QUARTA SEZIONE
CAUSA GÜMRÜKÇÜLER ED ALTRI C. TURCHIA
(Richiesta no 9580/03)
SENTENZA
(merito)
STRASBURGO
26 gennaio 2010
Questa sentenza diventerà definitiva nelle condizioni definite all’articolo 44 § 2 della Convenzione. Può subire dei ritocchi di forma.
Nella causa Gümrükçüler ed altri c. Turchia,
La Corte europea dei diritti dell’uomo, quarta sezione, riunendosi in una camera composta da:
Nicolas Bratza, presidente, Giovanni Bonello, Davide Thór Björgvinsson, Ján Šikuta, Päivi Hirvelä, Işıl Karakaş, Mihai Poalelungi, giudici,
e da Fatoş Aracý, cancelliera collaboratrice di sezione,
Dopo avere deliberato in camera del consiglio il 5 gennaio 2010,
Rende la sentenza che ha, adottata a questa data,:
PROCEDIMENTO
1. All’origine della causa si trova una richiesta (no 9580/03) diretta contro la Repubblica della Turchia e in cui trenta quattro cittadini di questo Stato, OMISSIS (“i richiedenti”), hanno investito la Corte il 15 gennaio 2003 in virtù dell’articolo 34 della Convenzione di salvaguardia dei diritti dell’uomo e delle libertà fondamentali (“la Convenzione”).
2. I richiedenti sono rappresentati dal Sig. İ. T., avvocato ad Ankara. Il governo turco (“il Governo”) è rappresentato dal suo agente.
3. I richiedenti adducono la violazione degli articoli 1 del Protocollo no 1 e 6 § 1 della Convenzione.
4. Il 21 giugno 2006, la Corte ha deciso di comunicare la richiesta al Governo. Come permesso dall’articolo 29 § 3 della Convenzione, ha deciso inoltre che sarebbero stati esaminati l’ammissibilità ed il merito della causa allo stesso tempo.
5. Tanto i richiedenti che il Governo hanno depositato delle osservazioni scritte sul merito della causa (articolo 59 § 1 dell’ordinamento).
IN FATTO
I. LE CIRCOSTANZE DELLO SPECIFICO
6. I richiedenti risiedono ad Alanya, Istanbul, Ankara, Manavgat e İzmir.
7. Nel 1968, all’epoca di lavori di accatastamento, due terreni rispettivamente di 160 878 m² e 97 332 m², ubicati nel quartiere di Tepe ad Alanya (Antalya), furono registrati a nome dei ascendenti dei richiedenti sotto i numeri di appezzamenti rispettivamente 2 (no isolato 126) e 12 (no isolato 94) con la qualifica di “campo agricolo.” Il 19 giugno 1970, due atti di proprietà che non comprendevano nessuna annotazione restrittiva, furono stabiliti a nome degli interessati. I richiedenti ereditarono gli appezzamenti in contenzioso in seguito al decesso dei loro ascendenti.
8. Il 10 agosto 1994, la Direzione generale delle foreste, la Direzione generale, investì la corte d’appello di Alanya (il tribunale) di due azioni tese all’annullamento dei titoli di proprietà annotati sul registro fondiario per gli appezzamenti numeri 12 e 2 e la loro re iscrizione a suo nome. Queste due cause furono registrate al ruolo del tribunale sotto i numeri 1994/342 e 1994/346.

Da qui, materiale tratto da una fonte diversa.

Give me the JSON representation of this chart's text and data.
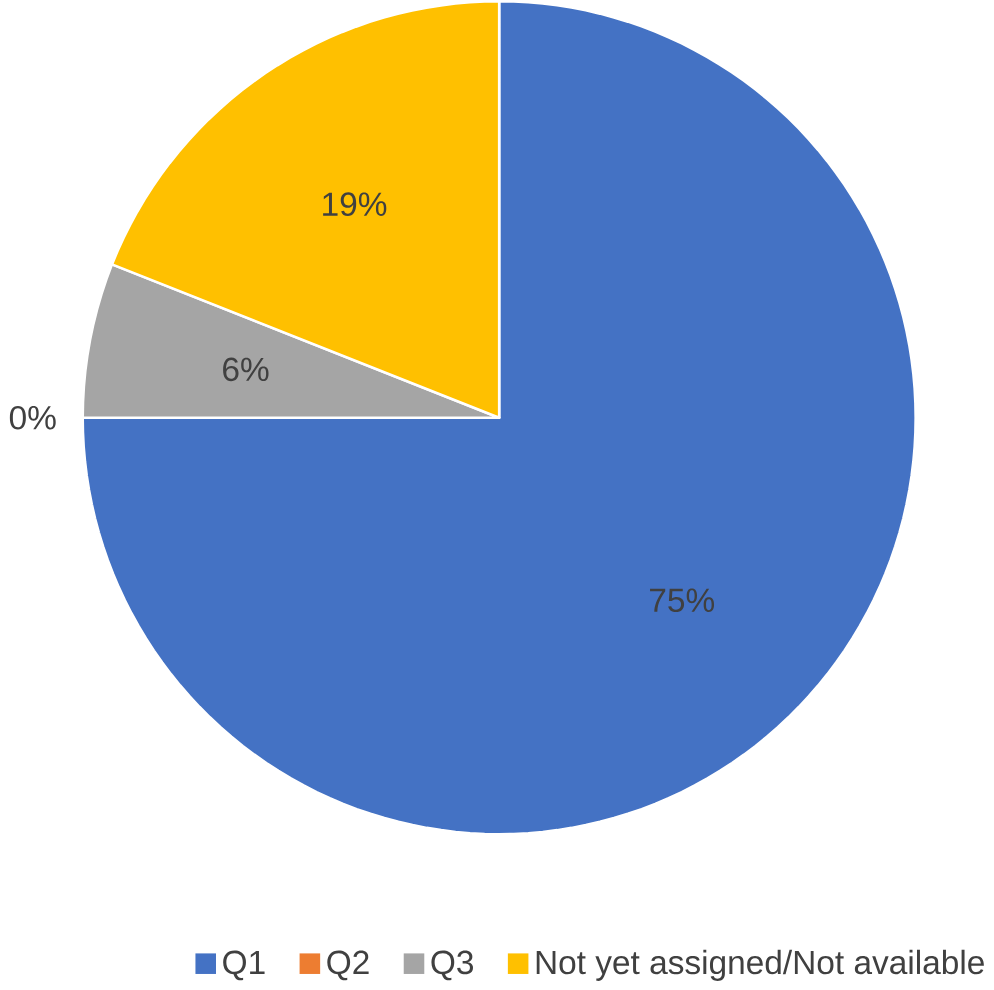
{
  "chart_data": {
    "type": "pie",
    "categories": [
      "Q1",
      "Q2",
      "Q3",
      "Not yet assigned/Not available"
    ],
    "values": [
      75,
      0,
      6,
      19
    ],
    "colors": [
      "#4472c4",
      "#ed7d31",
      "#a5a5a5",
      "#ffc000"
    ],
    "value_labels": [
      "75%",
      "0%",
      "6%",
      "19%"
    ],
    "legend": "bottom"
  }
}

9. Il 20 aprile 1995, il 20 ottobre 1995 e il 10 ottobre 1995, certi richiedenti chiesero al tribunale di partecipare al procedimento in quanto parti civili.
10. Il 31 gennaio 1996, una parte dei richiedenti introdusse dinnanzi allo stesso tribunale un’istanza riconvenzionale. Sostennero che i loro ascendenti possedevano i terreni controversi da sempre ed avevano dei titoli di proprietà. Chiesero al tribunale di constatare che i terreni controversi non facevano parte della tenuta forestale. Il 9 aprile 1996, il tribunale decise di unire questa causa ad altre due.
11. Il tribunale procedette a tre visite dei luoghi, accompagnate dalle parti e dai periti. Avendo i rapporti di perizia versati alla pratica il 22 maggio 1995 ed il 10 luglio 1996 delle conclusioni contraddittorie in quanto alla natura forestale dei terreni, il tribunale ordinò una terza perizia. Il 21 novembre 1997, il terzo collegio di periti versò il suo rapporto alla pratica. Secondo questo ultimo rapporto 114 872,35 m² dell’appezzamento no 2 e 82 290,53 m² dell’appezzamento 12 facevano parte della tenuta forestale.
12. Il 5 maggio 1998, il tribunale rese rispettivamente due giudizi per i due cause numeri 1994/342-118 e 1994/346-118. Diventò parzialmente dritto alle domande della Direzione generale, decise di annullare i titoli di proprietà dei richiedenti per 114 872,35 m² dell’appezzamento no 2 e per 82 290,53 m² dell’appezzamento 12 e di registrarli al nome della Direzione generale e respinse la loro istanza riconvenzionale per questa parte. Decise di lasciare il restante dei terreni a nome dei richiedenti e respinse la loro istanza riconvenzionale Nelle sue costatazioni, constatò che l’atto di proprietà dell’ 11 novembre 1949 corrispondeva agli appezzamenti controversi per ciò che riguardava le parti a est, ovest e nord, ma che per la parte a sud esistevano delle imprecisioni, che esistevano degli alberi di 60-70 anni sul terreno, che il terreno doveva essere considerato come facente parte della tenuta forestale secondo la legge sulle foreste no 3166 dell’ 8 febbraio 1937, che non entrava nella categoria dei terreni da restituire secondo la legge sulle foreste no 5658 del 24 marzo 1950, che doveva essere considerato secondo la legge no 6831 sulle foreste del 31 agosto 1956, come modificata dalle leggi numeri 2896 (1983) e 3373 (1987). Peraltro, il tribunale si riferì alla sentenza della Corte di cassazione del 5 luglio 1993, 1992/11290 E. e 1993/5824 K. secondo cui le indicazioni del registro fondiario valgono solamente per i beni immobiliari che non erano all’origine una tenuta forestale.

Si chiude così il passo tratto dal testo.